Now add a new two column section.
Set it to full-width and then amend the padding on the first column.
Drop in a heading widget…amend the text…alignment….and typography.
We’ll add in a divider image.
Next we’ll drop in another heading widget, and this time instead of manually amending the text, we’ll set it using dynamic content.
Select the dynamic tags icon, and scroll down until you see ‘Product Title’.
Open the dynamic options by selecting the wrench icon, select ‘All’ and then search for your product.
Now set the alignment…color…and padding.
Add in another heading widget and again, select the dynamics tags icon and this time choose ‘Product Price’. Select the wrench icon and search for your product.
By default, you will see both the normal and sale price. We can amend to show just the sale price but using the ‘Format Dropdown’.
If we now open the ‘Advanced’ tab you’ll see we can enter text to display before and after our dynamic value, as well as fallback text.
In the after field, enter a space followed by “/ per kg”.
Once you’ve done this, set your alignment…and typography.
Now search for and drop in the ‘Custom Add to Cart’ widget.
Search for your product…Amend the text…Alignment…Remove the icon…
And then in the style tab adjust the typography…normal colors…add a border…border width…border color…border radius…then set the hover colors for the button.
To continue styling our popup, we’re going to set the background image of the second column to automatically display the product image.
To do this, select the column…then go to style…background…and choose classic.
Select the dynamic tags icon, choose product image and then search for your product.
Set the position…and size.
OK, that’s looking great. Now let’s check our design for tablet and mobile devices as well.
Open responsive mode and then switch to tablet first of all.
We’ll set each column to take up 100% of the available width first of all, which will stack them on top of one another.
This would look better if the image was placed on top, so select the section and then open the advanced tab and head to the responsive area. Here we amend the columns so that they reverse, let’s do this for both tablet and mobile devices.
Now drop a spacer widget into the column and set it’s height.
Latestly, amend the padding on the second column.
Switch to mobile view next…and make any necessary amendments.
Once finished, close responsive mode and now let’s style the close button.
Select the gear icon and head to style > close button.
Set the normal color….hover color…and size.
Now that we’ve finished creating and styling our popup, it’s time to publish and set it’s display conditions.

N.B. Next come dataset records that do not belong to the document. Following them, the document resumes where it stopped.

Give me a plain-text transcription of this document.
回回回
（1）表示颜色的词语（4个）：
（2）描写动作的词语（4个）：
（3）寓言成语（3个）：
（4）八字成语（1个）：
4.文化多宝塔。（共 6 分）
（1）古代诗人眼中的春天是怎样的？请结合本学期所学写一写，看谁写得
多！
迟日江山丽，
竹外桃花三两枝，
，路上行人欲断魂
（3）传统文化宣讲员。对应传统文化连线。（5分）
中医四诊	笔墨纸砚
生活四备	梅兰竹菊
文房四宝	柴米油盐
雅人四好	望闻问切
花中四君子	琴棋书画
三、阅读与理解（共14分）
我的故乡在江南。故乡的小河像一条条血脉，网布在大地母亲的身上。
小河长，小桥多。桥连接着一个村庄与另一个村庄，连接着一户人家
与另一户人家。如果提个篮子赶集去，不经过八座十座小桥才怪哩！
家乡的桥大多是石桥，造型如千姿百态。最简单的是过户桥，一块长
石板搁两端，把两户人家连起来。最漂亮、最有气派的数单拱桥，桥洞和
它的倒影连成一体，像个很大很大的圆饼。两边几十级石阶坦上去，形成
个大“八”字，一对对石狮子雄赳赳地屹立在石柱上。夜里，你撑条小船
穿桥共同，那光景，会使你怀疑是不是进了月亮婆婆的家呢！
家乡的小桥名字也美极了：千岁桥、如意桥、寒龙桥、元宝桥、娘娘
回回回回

Select the ‘Publish’ button, then choose ‘Add Condition’.
By default, it will show across the entire website, and this is what we’ll leave it as.
Next, select ‘Triggers’ and activate ‘On Page Exit Intent’. This ensures the popup appears when a user is about to leave the page….hopefully enticing them into purchasing a product before they go.
And finally to ensure that our popup isn’t too intrusive, we’ll set advanced rule to only display once.
When finished, save and close, and now your popup is ready.
If we now visit our website and act as if we’re about to leave, you can see the popup fades in and displays our offer.
Utilizing popups on your store can be really beneficial in both promoting products and engaging with your customers.
By using this helpful Elementor feature coupled together with WooCommerce Dynamic Tags, you have a powerful toolkit at your disposal to drive more sales for your business.